Freedom of speech and the press took two steps forward and one back Tuesday. The good news came from Wisconsin, where U.S. District Court Judge Rudolph Randa put an end to the infamous "John Doe" investigation unleashed last year by vengeful local Democrats against political activist Eric O'Keefe, the Wisconsin chapter of Club for Growth and 28 other conservative political groups. Led by Milwaukee County Attorney John Chisholm, Special Prosecutor Francis Schmitz and three others, the defendants used police-state tactics to gather evidence of alleged campaign finance crimes and slapped a gag order on O'Keefe and the other targets to prevent them from telling anybody but their lawyers what was happening.
The “crime” O'Keefe and the others were alleged to have committed was taking positions shared by Gov. Scott Walker during his 2012 recall election campaign and creating issue ads advocating those positions to voters. The Democrats claimed that constituted illegal campaign coordination under Wisconsin law.
In a ringing 26-page opinion, Randa disagreed, saying the Democrats were improperly “rendering the plaintiffs a subcommittee of the Friends of Scott Walker and requiring that money spent on such speech be reported as an in-kind campaign contribution. This interpretation is simply wrong.” Randa added that had the Democrats succeeded in the case, it would mean “that any individual or group engaging in any kind of coordination with a candidate or campaign would risk forfeiting their right to engage in political speech.” Randa’s opinion is a significant victory for freedom of speech and political expression. Later in the day of Randa's decision, a federal appeals court stayed his order pending further deliberation.
Unfortunately, the steps taken in the nation's capital on the same day were in the opposite direction. The Washington Examiner's Paul Bedard reported Federal Election Commission Chairman Lee Goodman's warning that “there are impulses in the government every day to second-guess and look into the editorial decisions of conservative publishers.” There have already been several proposals before the FEC to regulate conservative media outlets, Goodman said. The proposals were defeated, but only because the FEC is evenly split between Republicans and Democrats. The Democrats voted for the proposals.

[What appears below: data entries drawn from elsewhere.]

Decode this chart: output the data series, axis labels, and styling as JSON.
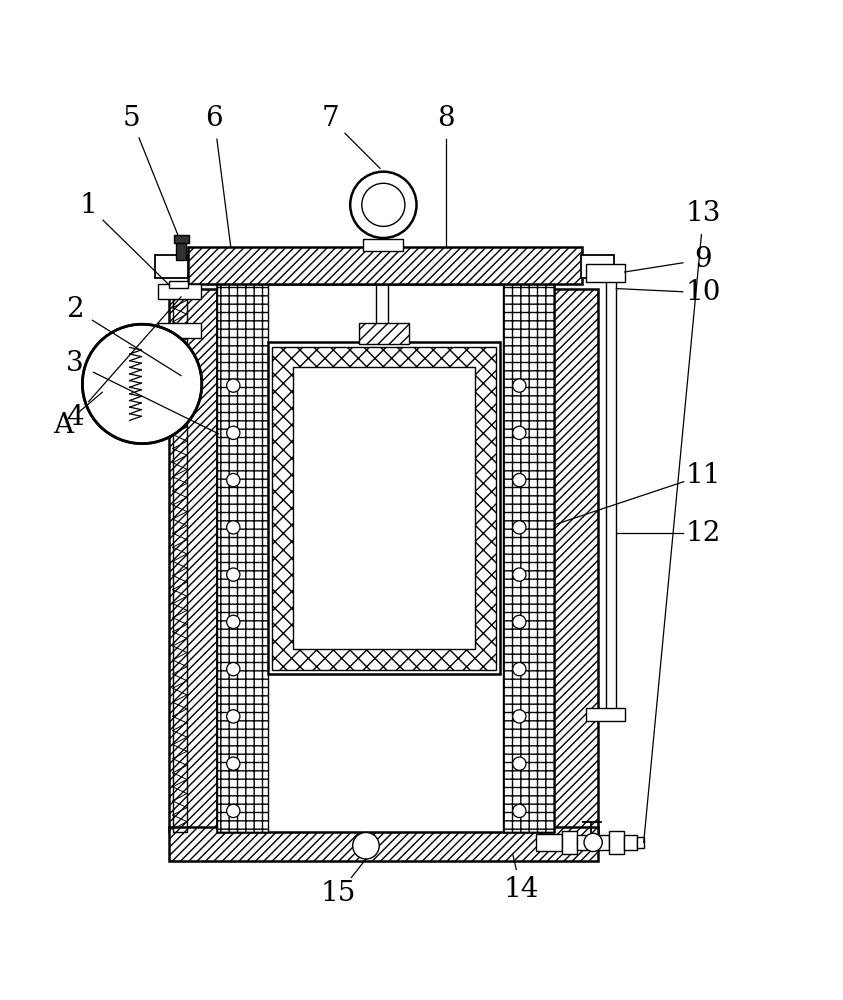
{
  "bg_color": "#ffffff",
  "line_color": "#000000",
  "fig_width": 8.43,
  "fig_height": 10.0,
  "font_size": 20,
  "lw_main": 1.8,
  "lw_thin": 1.0,
  "lw_med": 1.3
}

Goodman diplomatically observed that he has “seen storm clouds that the second you start to regulate them, there is at least the possibility or indeed proclivity for selective enforcement, so we need to keep the media free and the Internet free.” Using government power to gag political opponents would be the inevitable result of an FEC move to regulate conservative media. Such regulation would likely be justified by proponents as being “in the public interest.” That's why the regulation would quickly spread from the FEC to other federal agencies as politicians and bureaucrats across the government suddenly discover that criticism of their programs and policies “harms the public interest.”
The temptation to abuse such power would be irresistible to members of both political parties, but the present reality is that Democrats look like the party most likely to succumb. Sooner or later, Democratic leaders must decide if they are friends or enemies of the First Amendment.